P. - E esse Governo seria constituído por militares?
R. - Não. Só haveria militares em certas pastas, como a do Exército, mas o Governo seria civil.

P. - Havia civis que sabiam dessa sua intenção de fazer um contragolpe?
R. - Sim. O [antigo ministro dos Negócios Estrangeiros de Salazar] dr. Franco Nogueira sabia. O [antigo ministro da Economia de Salazar] José Gonçalo Correia de Oliveira também sabia. Estes dois nomes eram duas pedras minhas, qualquer um deles dava um bom presidente do Conselho. E havia outros nomes, mas estes eram os mais importantes.

P. - Havia pessoas dos grandes interesses económicos que estivessem ligadas a essa sua intenção?
R. - Ninguém. Vou-lhe contar uma coisa a respeito disso: em 1965, houve eleições presidenciais, e o Santos Costa indicou ao Salazar o meu nome, dizendo que eu dava um bom Presidente da República, e a minha mulher uma boa primeira dama. O Salazar concordou, e disse à União Nacional para tomar as medidas necessárias para que eu fosse o próximo candidato a Presidente da República. Até houve pessoas do capital que me ofereceram banquetes, porque era o futuro Presidente da República. Banquetes a que eu e a minha mulher presidimos, como se já fôssemos Presidente da República. De repente, silêncio! Nunca mais se avançou com o meu nome para a candidatura!

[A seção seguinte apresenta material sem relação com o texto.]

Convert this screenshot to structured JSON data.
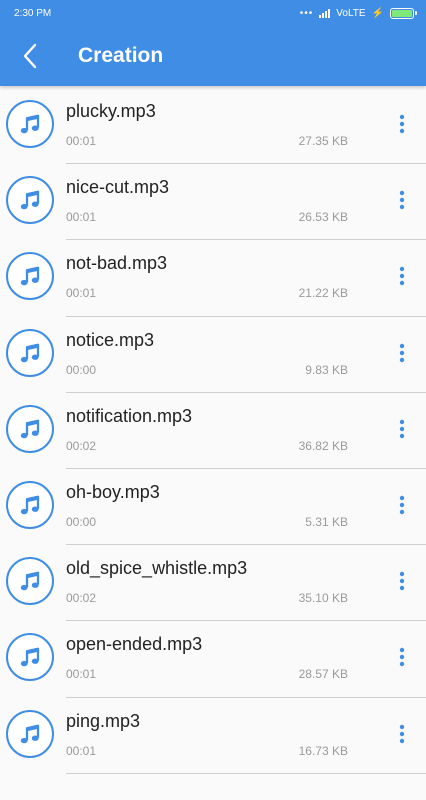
{
  "status_bar": {
    "time": "2:30 PM",
    "network": "VoLTE",
    "icons": [
      "dots-icon",
      "signal-icon",
      "charging-icon",
      "battery-icon"
    ]
  },
  "app_bar": {
    "title": "Creation",
    "back_icon": "chevron-left-icon"
  },
  "colors": {
    "primary": "#3f8de4",
    "battery": "#7ee87a",
    "text_primary": "#222222",
    "text_secondary": "#9a9a9a"
  },
  "files": [
    {
      "name": "plucky.mp3",
      "duration": "00:01",
      "size": "27.35 KB"
    },
    {
      "name": "nice-cut.mp3",
      "duration": "00:01",
      "size": "26.53 KB"
    },
    {
      "name": "not-bad.mp3",
      "duration": "00:01",
      "size": "21.22 KB"
    },
    {
      "name": "notice.mp3",
      "duration": "00:00",
      "size": "9.83 KB"
    },
    {
      "name": "notification.mp3",
      "duration": "00:02",
      "size": "36.82 KB"
    },
    {
      "name": "oh-boy.mp3",
      "duration": "00:00",
      "size": "5.31 KB"
    },
    {
      "name": "old_spice_whistle.mp3",
      "duration": "00:02",
      "size": "35.10 KB"
    },
    {
      "name": "open-ended.mp3",
      "duration": "00:01",
      "size": "28.57 KB"
    },
    {
      "name": "ping.mp3",
      "duration": "00:01",
      "size": "16.73 KB"
    }
  ]
}
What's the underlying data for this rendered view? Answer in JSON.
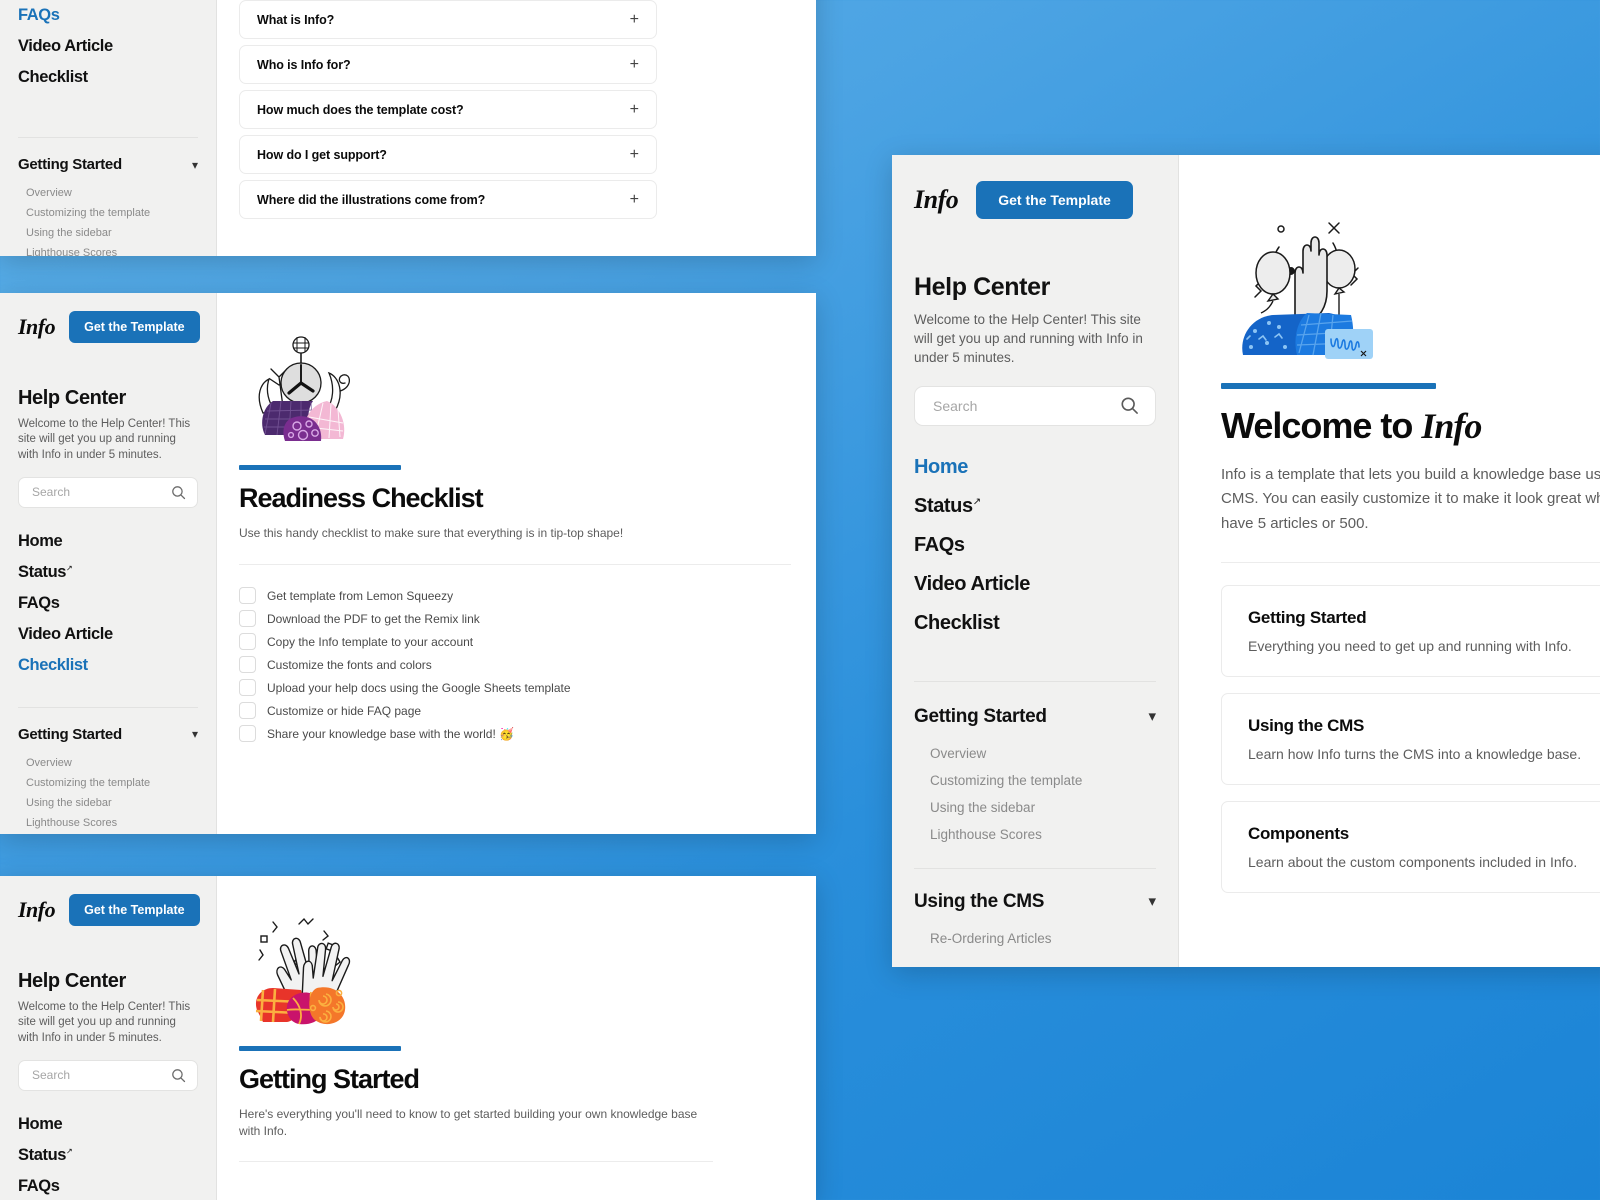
{
  "brand": {
    "logo": "Info",
    "template_button": "Get the Template",
    "accent_color": "#1a72b8",
    "background_color": "#2a8fdb"
  },
  "sidebar": {
    "title": "Help Center",
    "description": "Welcome to the Help Center! This site will get you up and running with Info in under 5 minutes.",
    "search": {
      "value": "",
      "placeholder": "Search",
      "icon": "search-icon"
    },
    "nav": [
      {
        "label": "Home",
        "external": false
      },
      {
        "label": "Status",
        "external": true
      },
      {
        "label": "FAQs",
        "external": false
      },
      {
        "label": "Video Article",
        "external": false
      },
      {
        "label": "Checklist",
        "external": false
      }
    ],
    "groups": [
      {
        "label": "Getting Started",
        "chevron": "chevron-down-icon",
        "items": [
          "Overview",
          "Customizing the template",
          "Using the sidebar",
          "Lighthouse Scores"
        ]
      },
      {
        "label": "Using the CMS",
        "chevron": "chevron-down-icon",
        "items": [
          "Re-Ordering Articles"
        ]
      }
    ]
  },
  "panel_faq": {
    "active_nav": "FAQs",
    "nav_visible": [
      "FAQs",
      "Video Article",
      "Checklist"
    ],
    "group": {
      "label": "Getting Started",
      "items": [
        "Overview",
        "Customizing the template",
        "Using the sidebar",
        "Lighthouse Scores"
      ]
    },
    "items": [
      {
        "question": "What is Info?",
        "toggle": "+"
      },
      {
        "question": "Who is Info for?",
        "toggle": "+"
      },
      {
        "question": "How much does the template cost?",
        "toggle": "+"
      },
      {
        "question": "How do I get support?",
        "toggle": "+"
      },
      {
        "question": "Where did the illustrations come from?",
        "toggle": "+"
      }
    ]
  },
  "panel_checklist": {
    "active_nav": "Checklist",
    "illustration": "purple-clock-plants-illustration",
    "title": "Readiness Checklist",
    "subtitle": "Use this handy checklist to make sure that everything is in tip-top shape!",
    "items": [
      "Get template from Lemon Squeezy",
      "Download the PDF to get the Remix link",
      "Copy the Info template to your account",
      "Customize the fonts and colors",
      "Upload your help docs using the Google Sheets template",
      "Customize or hide FAQ page",
      "Share your knowledge base with the world! 🥳"
    ]
  },
  "panel_getting_started": {
    "illustration": "orange-hands-clapping-illustration",
    "title": "Getting Started",
    "subtitle": "Here's everything you'll need to know to get started building your own knowledge base with Info."
  },
  "panel_home": {
    "active_nav": "Home",
    "illustration": "blue-raised-hand-balloons-illustration",
    "title_prefix": "Welcome to ",
    "title_brand": "Info",
    "intro": "Info is a template that lets you build a knowledge base using Framer's CMS. You can easily customize it to make it look great whether you have 5 articles or 500.",
    "cards": [
      {
        "title": "Getting Started",
        "description": "Everything you need to get up and running with Info."
      },
      {
        "title": "Using the CMS",
        "description": "Learn how Info turns the CMS into a knowledge base."
      },
      {
        "title": "Components",
        "description": "Learn about the custom components included in Info."
      }
    ]
  }
}
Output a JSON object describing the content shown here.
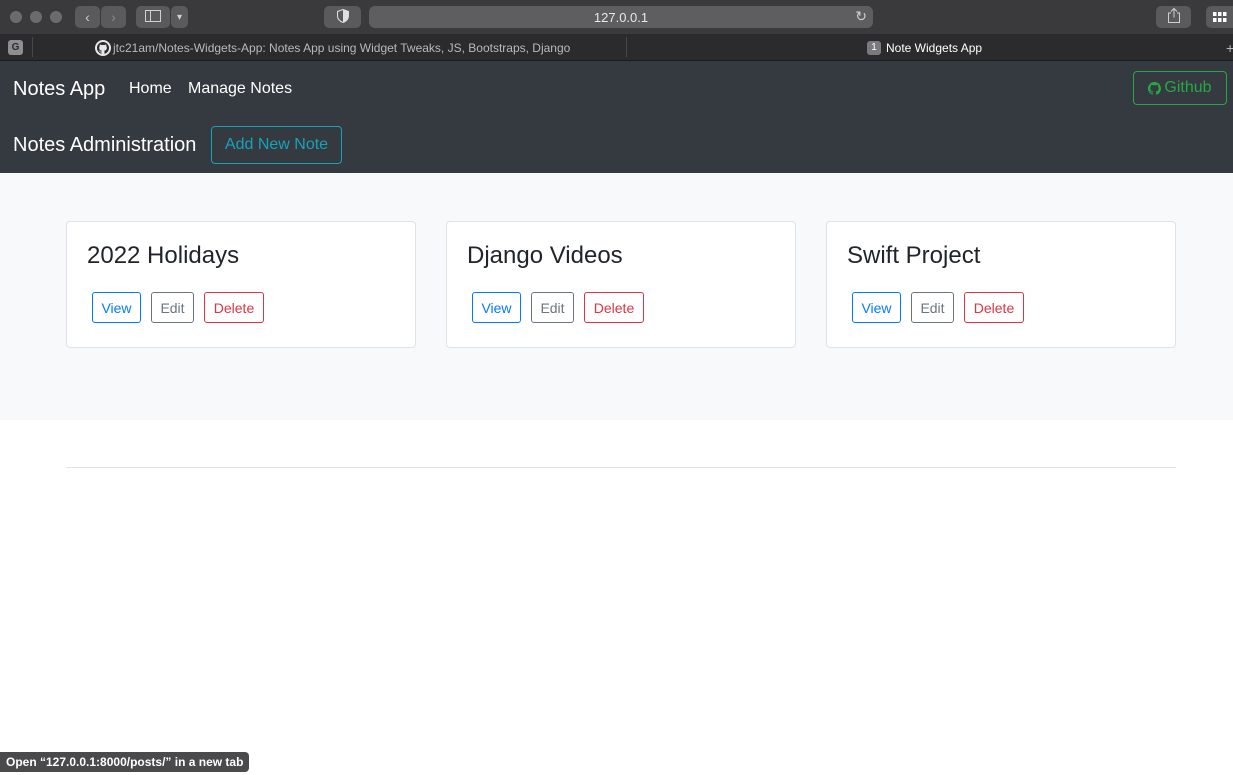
{
  "browser": {
    "url": "127.0.0.1",
    "pinned_tab_letter": "G",
    "tabs": [
      {
        "title": "jtc21am/Notes-Widgets-App: Notes App using Widget Tweaks, JS, Bootstraps, Django",
        "active": false
      },
      {
        "title": "Note Widgets App",
        "badge": "1",
        "active": true
      }
    ],
    "status_tooltip": "Open “127.0.0.1:8000/posts/” in a new tab"
  },
  "navbar": {
    "brand": "Notes App",
    "links": [
      "Home",
      "Manage Notes"
    ],
    "github_label": "Github"
  },
  "admin": {
    "title": "Notes Administration",
    "add_button": "Add New Note"
  },
  "notes": [
    {
      "title": "2022 Holidays",
      "view": "View",
      "edit": "Edit",
      "delete": "Delete"
    },
    {
      "title": "Django Videos",
      "view": "View",
      "edit": "Edit",
      "delete": "Delete"
    },
    {
      "title": "Swift Project",
      "view": "View",
      "edit": "Edit",
      "delete": "Delete"
    }
  ],
  "colors": {
    "navbar_bg": "#343a40",
    "github": "#28a745",
    "add": "#17a2b8",
    "view": "#007bff",
    "edit": "#6c757d",
    "delete": "#dc3545"
  }
}
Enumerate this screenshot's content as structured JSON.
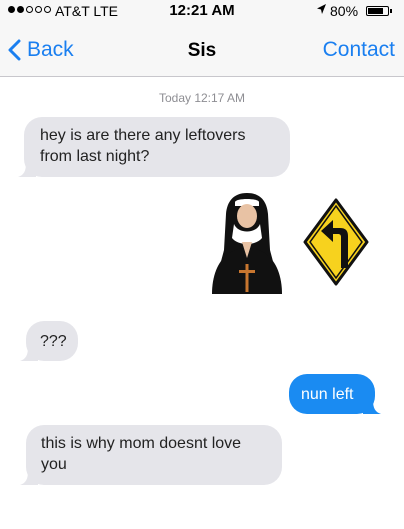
{
  "status_bar": {
    "carrier": "AT&T LTE",
    "time": "12:21 AM",
    "battery": "80%",
    "battery_level": 0.8
  },
  "nav": {
    "back_label": "Back",
    "title": "Sis",
    "contact_label": "Contact"
  },
  "conversation": {
    "timestamp": "Today 12:17 AM",
    "messages": [
      {
        "direction": "incoming",
        "text": "hey is are there any leftovers from last night?"
      },
      {
        "direction": "outgoing",
        "emoji": [
          "nun-emoji",
          "left-turn-sign-emoji"
        ]
      },
      {
        "direction": "incoming",
        "text": "???"
      },
      {
        "direction": "outgoing",
        "text": "nun left"
      },
      {
        "direction": "incoming",
        "text": "this is why mom doesnt love you"
      }
    ]
  },
  "colors": {
    "accent": "#1a7ff0",
    "outgoing_bubble": "#1a8bf2",
    "incoming_bubble": "#e5e5ea",
    "sign_yellow": "#f7d21e"
  }
}
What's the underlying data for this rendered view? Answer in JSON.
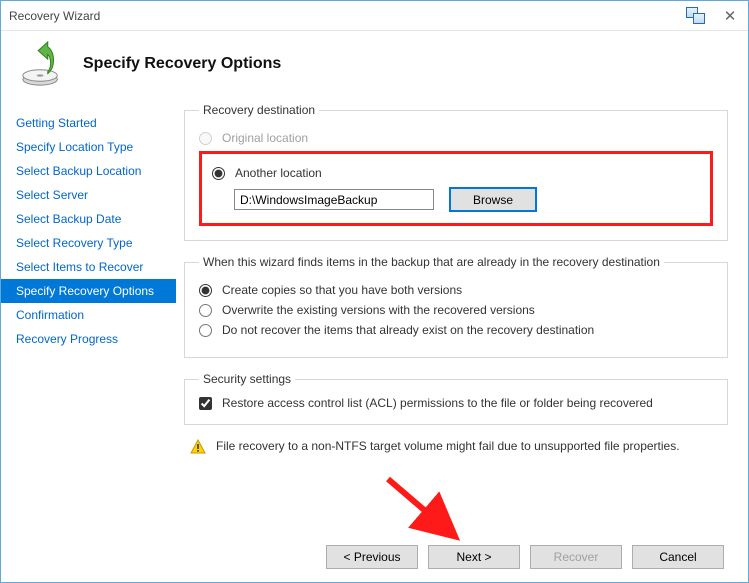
{
  "window": {
    "title": "Recovery Wizard"
  },
  "page": {
    "heading": "Specify Recovery Options"
  },
  "sidebar": {
    "items": [
      {
        "label": "Getting Started"
      },
      {
        "label": "Specify Location Type"
      },
      {
        "label": "Select Backup Location"
      },
      {
        "label": "Select Server"
      },
      {
        "label": "Select Backup Date"
      },
      {
        "label": "Select Recovery Type"
      },
      {
        "label": "Select Items to Recover"
      },
      {
        "label": "Specify Recovery Options"
      },
      {
        "label": "Confirmation"
      },
      {
        "label": "Recovery Progress"
      }
    ],
    "selected_index": 7
  },
  "destination": {
    "legend": "Recovery destination",
    "original_label": "Original location",
    "another_label": "Another location",
    "selected": "another",
    "path_value": "D:\\WindowsImageBackup",
    "browse_label": "Browse"
  },
  "conflict": {
    "legend": "When this wizard finds items in the backup that are already in the recovery destination",
    "copies_label": "Create copies so that you have both versions",
    "overwrite_label": "Overwrite the existing versions with the recovered versions",
    "skip_label": "Do not recover the items that already exist on the recovery destination",
    "selected": "copies"
  },
  "security": {
    "legend": "Security settings",
    "acl_label": "Restore access control list (ACL) permissions to the file or folder being recovered",
    "acl_checked": true
  },
  "warning": {
    "text": "File recovery to a non-NTFS target volume might fail due to unsupported file properties."
  },
  "footer": {
    "previous": "< Previous",
    "next": "Next >",
    "recover": "Recover",
    "cancel": "Cancel"
  }
}
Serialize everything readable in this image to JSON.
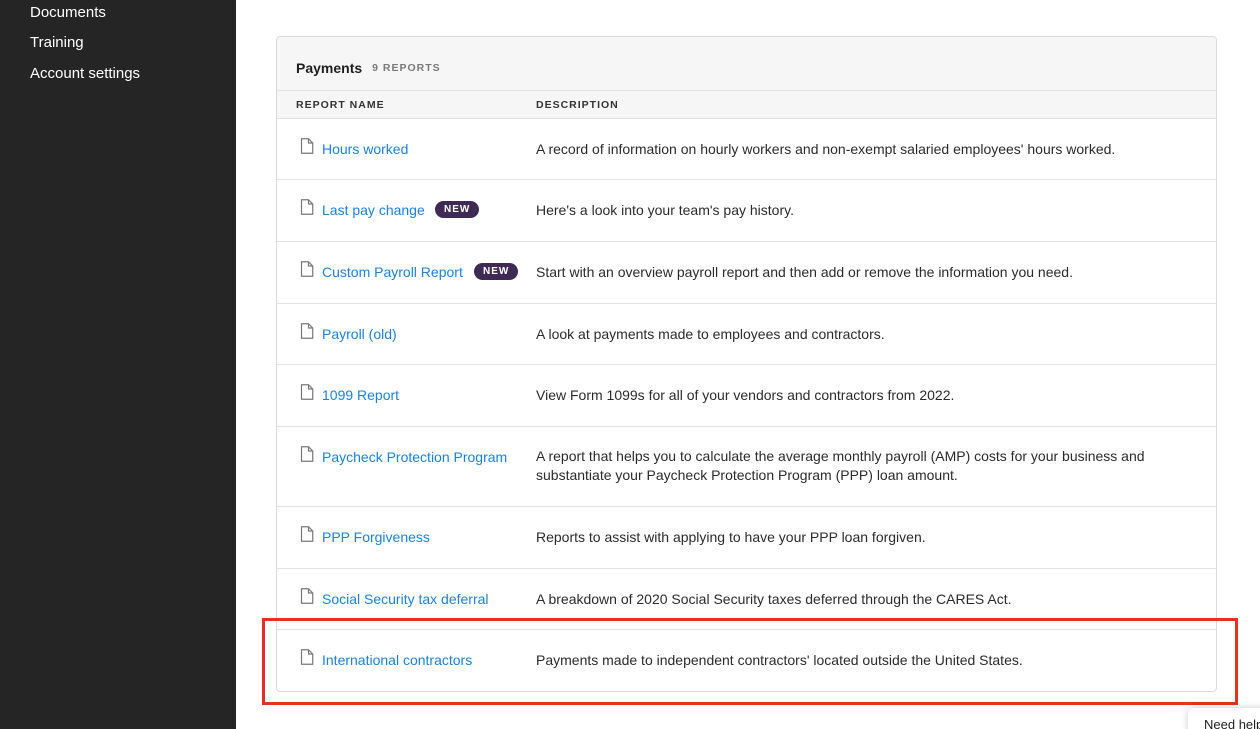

Após o 25 de Abril, o Manuel Queirós Pereira, que já morreu, disse-me: "A culpa do 25 de Abril, e de tudo o que sucedeu, é nossa, dos capitalistas." "Porquê?", perguntei-lhe. "Porque, quando você foi secretário de Estado, disse, num discurso, que em Portugal há fortunas grandes de mais, face ao nível médio financeiro da população - o que, de resto, era verdade - e nós, capitalistas, ficámos aflitos. Pensámos que você era um socialista. E fomos dizer ao Salazar para que desistisse do seu nome. E Salazar desistiu." Por isso nunca fui Presidente da República.

[Numa das paredes, um rectângulo espelhado com a imagem de Franco em alto contraste. Lá está, também, o apelo à virilidade, à coragem e à grandeza de Espanha, na reprodução de um discurso do ditador. E uma data funesta para os franquistas: 20 de Novembro de 1975. A efeméride da sua morte. Nas estantes, lembranças de África, retratos de família, livros. O general manifesta grande admiração por outro general: De Gaulle, cuja glória entende corresponder à imponência de um destino singular. E lá estão os volumes de memórias do militar que resgatou a honra da França. Volumes que costuma ler e reler, detidamente, com mão cuidada e diuturna atenção. Diz: "Foi um homem do tamanho do século, num século de titãs." Conto-lhe: "O Claude Roy escreveu, uma vez, sobre De Gaulle: 'A pátria está-lhe grata, a literatura é-lhe devedora, a República tem de se acautelar.?" Ri com gosto: "Excelente definição. Mas não se me aplica." Mora, há quarenta anos, na avenida João XXI, casa alugada, bela, ampla, mobilada com gosto e discrição. Oferece-me chá, oferece-me um álcool. Tudo isto sem resultar nada de enfático ou de pretensioso. Dirá: "Sou contra os extremismos. Os extremismos, aos quais são inerentes processos coercivos e agressivos, conduzindo, geralmente, à violência e ao crime, são, do ponto de vista moral e humano, ilegítimos e, em absoluto, condenáveis e inaceitáveis." E eu: "Considera-se um democrata?" Ele: "A democracia pluralista é o melhor sistema que a imaginação dos homens produziu e pôs em vigor."]

P. - Quando dizem que o senhor é um general fascista, como reage?
R. - Nessas coisas mantenho-me num plano de superioridade. Quem diz isso é idiota, não sabe o que diz. Além disso, são canalhas, porque dizem isso com má intenção. Não tenho nada de fascista! Sou um homem, desde a universidade, da direita democrática social. Mas social não é socialista, mas sim de uma ideia de fraternidade.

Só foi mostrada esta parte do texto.